Gap DOWN and roll over, Gap DOWN and RIP, Gap UP and roll over!
After all is said and done the roller coaster came to a stop and finished down about 60 points for the week.
Not bad considering that we gapped down HUGE on Tuesday and traded down to new yearly lows intraday.
All in all the week was a rather boring one for our Basic Swing Trading strategies.
If you were not already short coming into the week it was a little late and difficult to initiate any new SHORT positions.
Most of our basic bread and butter strategies are "with trend" strategies which means that we focus on swing trade setups in the same direction as the overall market and sector.
If the market is in a DOWN trend or DOWN channel these strategies focus on SHORT Swing Trading setups (or LONG Inverse ETF's).
If the market is in an UP trend or UP channel then of course we look for LONG Swing trades.
Some of our more advanced Swing Trading strategies are actually designed as "counter trend" strategies.
These strategies are designed to trade and profit from "bounces", pullbacks and retraces and trade in the opposite direction of the dominant trend.
An example of this would be buying into a LONG position in a DOWN trending stock as it comes into a possible area of support.
The are of course other factors to consider when using "counter trend" strategies and these should strategies should only be used by experienced swing traders.
I mention these advanced strategies because this week we saw a good opportunity to use them.
On Tuesday we noticed that the HUGE gap down brought us down to levels in the S&P and Dow that we saw in the beginning of February.
After such as extended move DOWN over the past 2 weeks you had to think that there MAY be some support in the area.
We did NOT blindly buy into the GAP down but instead we waited to see how the market traded around this level.
By mid morning on Tuesday the strength in the market was obvious…there were buyers picking up stock at these new lows.
As the market started to follow through the rest of the day we were able to initiate a few LONG trades.
We looked for relatively strong stocks that were either OVERSOLD or showing signs of holding a support level.
Stocks like ATVI and MCHP.
Both ATVI and MRVL were SHORT TERM OVERSOLD as they traded into their LONGER term support levels.
Tuesday's GAP and RIP gave us any opportunity for a low risk trade in both stocks.
We exited ATVI today (Friday) for a nice gain as it reached SHORT TERM OVER BOUGHT levels into the close.
MRVL was not yet OVER BOUGHT as of the close so we exited a portion of position and are trailing the rest with a tight stop.

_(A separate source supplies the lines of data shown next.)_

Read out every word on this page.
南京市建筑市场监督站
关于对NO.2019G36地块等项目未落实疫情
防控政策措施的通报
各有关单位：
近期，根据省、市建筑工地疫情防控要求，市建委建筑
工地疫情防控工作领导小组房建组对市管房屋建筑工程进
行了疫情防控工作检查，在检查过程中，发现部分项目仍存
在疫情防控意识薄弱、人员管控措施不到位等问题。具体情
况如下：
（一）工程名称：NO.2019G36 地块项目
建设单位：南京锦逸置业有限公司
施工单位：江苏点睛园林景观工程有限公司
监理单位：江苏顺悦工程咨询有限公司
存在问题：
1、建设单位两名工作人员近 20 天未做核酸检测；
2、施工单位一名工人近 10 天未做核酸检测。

We did stay away from some of the other stocks with similar patterns due to their recent weakness.
AXP and X come to mind as well as some of the other financial stocks.
We put these stocks on our "DO NOT TRADE" list because both sectors have been the leaders to the DOWN side in recent weeks.
The recent "bounce" in the market could simply be a pullback before the next down move.
If so we have a bunch of stocks that are setting up nicely to the SHORT side.
If the market finds some legs and continues UP from here we have a few positions on and we will trail our stops accordingly.
We will also look for opportunities to get into some of the strong stocks like FDO, SNDK, ALK and WSM.
No one knows for sure which way we go from here but by being able to trade the market by using some advanced strategies you should be able to make profitable trades in any environment.